第3話 変わり始める日常

「薬師寺先輩……。おはようございます」


「なんだか久しぶりですね。去年はあんなに一緒にいたのに。最近、あまり貴方を校舎でお見かけしませんね。いつも探していたのですよ」


 容姿端麗、頭脳明晰、才色兼備、この世のありとあらゆる賛美の四字熟語は彼女の為にあるのでは無いかと囁かれるの程の人が今、目の前にいる。


 去年は俺も生徒会の一員として活動していたので、顔見知りではある……けど。


「どうして貴方はここにいるのですか?どこか具合でも?」


「いえ、俺は今保健室登校していて……」 


 なかなか保健室登校をカミングアウトするのは勇気がいる。後ろめたいことでは無いと言われるけど、当事者からしたら罪悪感しかない。


 先輩の顔が驚きに満ちる。珍しい表情だけどそれよりも……


「先輩、顔色が悪いですけど大丈夫ですか?」


「え!? あぁ、大したことじゃないのですよ」


 慌てて隠そうとしているけど、バレバレだ。少しふらついている。


「お休みの邪魔だったのならすみません。俺、隣の部屋行きますから休んでください」 


「いえ! 必要ありません。では、私は戻りますね。ごきげんよう!」


 薬師寺先輩は駆け出して保健室から出ていってしまった。本当に大丈夫なのかな……。いつも完璧な彼女が助けてと言える人って、この世にいるのだろうか……。


 ガラリ


 扉が開いた音が聞こえた。薬師寺先輩との入れ違いで入ってきたのは


「おはよう! 今日も来れたのねぇ」


 俺の天使、博井清良先生だった。


「清良先生、おはようございます。聞いてくださいよ。俺は今日は厄日です」


「なになになにがあったの? 聞かせてちょうだい?」


 千歩さんは痴漢の件をあんまり多くの人に広めて欲しくないだろうな……。俺が痴漢受けたことも同時に喋らなきゃいけなくなるし、これについては墓まで持っていこう。


「学園の三大美女と会話しちゃったんですよ……。俺がこの世で一番避けている人達と」


「朝だけで3人と会えたの? 僥倖じゃない。この学園でこれを不運だと受け取るのはあなただけよっ」


 清良先生はガタガタと今日の支度をしながら会話を続けてくれる。


 銀色の長い髪を団子状にまとめ、スマホを取り出して何やら操作をして


『ドー!  どんな時もー!』


『ミー、みんなのためにー』


『ソー!  それがこのー!』


『ラー、ラジオ番組ー』


『ドミソラジオ、はっじまるよー!』


「はぁ……ソラ様……この声が良いのよねぇ」


 流れ出したのは清良先生が好きなラジオ番組だった。夜放送だけど、わざわざ録画して朝にも聴いているらしい。


「本当に好きですよね。それ」


「私の推しだもーん。昨日の夜は聞けなかったのよね。私の投稿が読まれますように……!」


 先生は月神奏空のハスキーボイスに包まれながら、上機嫌で朝の作業を始めた。


「ほら、神木くん? あなたも勉強を始めなさーいっ」


「はーい」


 俺は保健室の隣の相談室で、先生から出された課題をこなすことで、まだ単位を落とさずにいる。この学校から追い出されないためにも、今日も張り切ってやりますかぁ。

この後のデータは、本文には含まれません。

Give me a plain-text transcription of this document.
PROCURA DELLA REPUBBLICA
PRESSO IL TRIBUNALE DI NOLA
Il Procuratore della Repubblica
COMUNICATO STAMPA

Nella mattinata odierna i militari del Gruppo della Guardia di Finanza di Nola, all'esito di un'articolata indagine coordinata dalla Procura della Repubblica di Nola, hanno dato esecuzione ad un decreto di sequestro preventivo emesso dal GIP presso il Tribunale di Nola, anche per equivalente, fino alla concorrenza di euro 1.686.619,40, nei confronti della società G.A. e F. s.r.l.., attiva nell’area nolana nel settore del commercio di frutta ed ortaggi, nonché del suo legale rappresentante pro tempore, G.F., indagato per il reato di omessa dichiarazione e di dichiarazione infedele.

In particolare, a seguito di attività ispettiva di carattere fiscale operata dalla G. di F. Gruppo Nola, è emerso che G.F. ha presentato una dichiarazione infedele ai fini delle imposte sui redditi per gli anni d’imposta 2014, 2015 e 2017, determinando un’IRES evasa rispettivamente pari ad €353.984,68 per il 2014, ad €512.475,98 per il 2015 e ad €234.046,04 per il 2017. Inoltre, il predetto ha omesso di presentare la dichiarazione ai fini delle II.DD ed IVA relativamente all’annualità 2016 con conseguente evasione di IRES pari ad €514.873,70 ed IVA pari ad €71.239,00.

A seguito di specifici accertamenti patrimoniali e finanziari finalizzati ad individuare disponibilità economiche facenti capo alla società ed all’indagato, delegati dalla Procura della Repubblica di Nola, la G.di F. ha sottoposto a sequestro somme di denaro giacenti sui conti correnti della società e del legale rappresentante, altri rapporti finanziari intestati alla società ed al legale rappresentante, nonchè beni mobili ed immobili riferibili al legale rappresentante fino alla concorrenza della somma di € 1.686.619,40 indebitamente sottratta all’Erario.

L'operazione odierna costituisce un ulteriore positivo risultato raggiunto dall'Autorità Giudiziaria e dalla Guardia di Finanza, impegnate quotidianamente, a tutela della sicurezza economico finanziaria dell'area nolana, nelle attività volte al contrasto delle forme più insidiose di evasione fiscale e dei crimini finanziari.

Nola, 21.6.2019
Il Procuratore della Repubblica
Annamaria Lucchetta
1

 俺は4ヶ月前に、牡丹のことを勝手に好きな奴らからいじめられた。調子に乗ってるとか、そんなくだらない理由で。


 そこから学校が怖くなって、休みがちになった俺を保健室に迎え入れてくれたのが清良先生だった。優しいのに加えて、美しい容姿を持つ彼女にファンは多い。俺もその一人だった。


 でも彼女を好きになってもいじめてくるやつは保健室にはいない。独り占め状態だった。


「かーみきくんっ。終わったかな?」


 清良先生が相談室に入ってきた。


「今日の分終わりましたよ。どうかしましたか?」


「いや、私今から江ノ島先生のところに用事あるから、保健室留守にするのよ。お留守番できる?あっ、微鉄先生の方ね」


「お留守番って……できますよ。子供じゃないんだから。昼休みだし、アイツらも来るし」


「ふふっ、じゃあ行ってくるわね」


 お団子髪を解いて、去っていった。うちの学校には江ノ島先生が二人いたっけ。微鉄先生は俺の担任の先生だったな。俺に関することだろうか。


 次の瞬間、扉が勢いよく開いて


「来たぞおおおおお!!!」


 雄叫びを上げながら弁当箱を引っさげた数人が入ってきた。